Seventeen years later, Intriguer arrives as a second release following the band's ten year hiatus, the sequel to 2007's Time On Earth. Whereas their first post-reformation album had evolved from the seeds of the evergreen Finn's solo writings, this arrives as very much a collaborative effort, constructed over an eighteen month period of touring and recorded in Auckland with producer Jim Scott.

Longstanding fans have no reason to panic, as the eager downloaders who snapped up the album's opening track Saturday Sun on its pre-release will have been able to tell them. Whilst the distribution method reflected a contemporary take on the vagaries of the modern entertainment industry, the track itself was a Crowded House archetype once beyond the rolling fuzzy bass of the opening few notes, a genteel uptempo stroll underpinned by Finn's preferred Lennon/McCartney-esque melodies.

It's also little surprise that none of Intriguer's highest moments reach those of Woodface, indeed you sense that was probably a conscious decision by a band with little left to prove.
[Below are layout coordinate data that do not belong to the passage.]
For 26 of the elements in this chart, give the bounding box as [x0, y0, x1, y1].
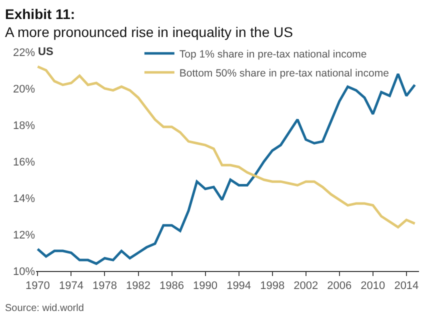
y-tick-label: 20%	[12, 83, 36, 96]
x-tick-label: 2002	[294, 280, 318, 292]
x-tick-label: 2006	[327, 280, 352, 292]
line-series	[36, 65, 416, 228]
x-tick-label: 1998	[260, 280, 285, 292]
y-tick-label: 16%	[12, 156, 36, 168]
x-tick-label: 2010	[360, 280, 386, 292]
x-tick-label: 1974	[58, 280, 84, 292]
y-axis-title: US	[38, 46, 54, 58]
chart-title: Exhibit 11:	[5, 6, 76, 22]
x-tick-label: 1978	[92, 280, 117, 292]
source-note: Source: wid.world	[5, 303, 84, 313]
y-tick-label: 10%	[12, 266, 36, 278]
y-tick-label: 18%	[12, 120, 36, 132]
x-tick-label: 1986	[160, 280, 184, 292]
y-tick-label: 22%	[12, 46, 36, 59]
legend-label: Bottom 50% share in pre-tax national income	[179, 67, 390, 80]
y-tick-label: 12%	[12, 229, 36, 242]
chart-subtitle: A more pronounced rise in inequality in the US	[5, 24, 293, 40]
x-tick-label: 1982	[126, 280, 150, 292]
x-tick-label: 2014	[394, 280, 419, 292]
x-tick-label: 1994	[226, 280, 252, 292]
y-tick-label: 14%	[12, 192, 36, 205]
x-tick-label: 1970	[25, 280, 50, 292]
legend-label: Top 1% share in pre-tax national income	[179, 48, 367, 60]
x-tick-label: 1990	[193, 280, 218, 292]
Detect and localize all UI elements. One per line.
This of course isn't to say that there isn't much to enjoy, especially the gloriously drifting Either Side, itself a worthy addition to a trophy cabinet of imperiously lustrous songs whose inauguration came more than thirty years ago with Split Enz I Got You.

At that certain tempo comparisons could be made between the Kiwis and our own Teenage Fanclub, but the atmosphere of most of Intriguer is more introverted. Isolation for instance is a moody, vaguely psychedelic celestial meander, whilst the gritty Amsterdam wanders into territory which fans of Don't Dream It's Over may find more than a little bleak.

In many ways this is Crowded House at their most naked, stripped back to their roots and totally without pretension. Were they for instance from Arkansas, Intriguer would be categorised as Americana, right to the gentle pedal steel echoes of the lugubrious closer Elephants. They aren't of course, merely pinned instead to the anachronistic concept of making a record where most songs sound roughly the same and which sounds mostly like the record they made before it. Looks strange written down, doesn't it?

My paramour of the early nineties is long, long gone, but we'll always have Woodface. And Neil Finn and co. seemingly will never forget how to make music for real people to have real experiences to.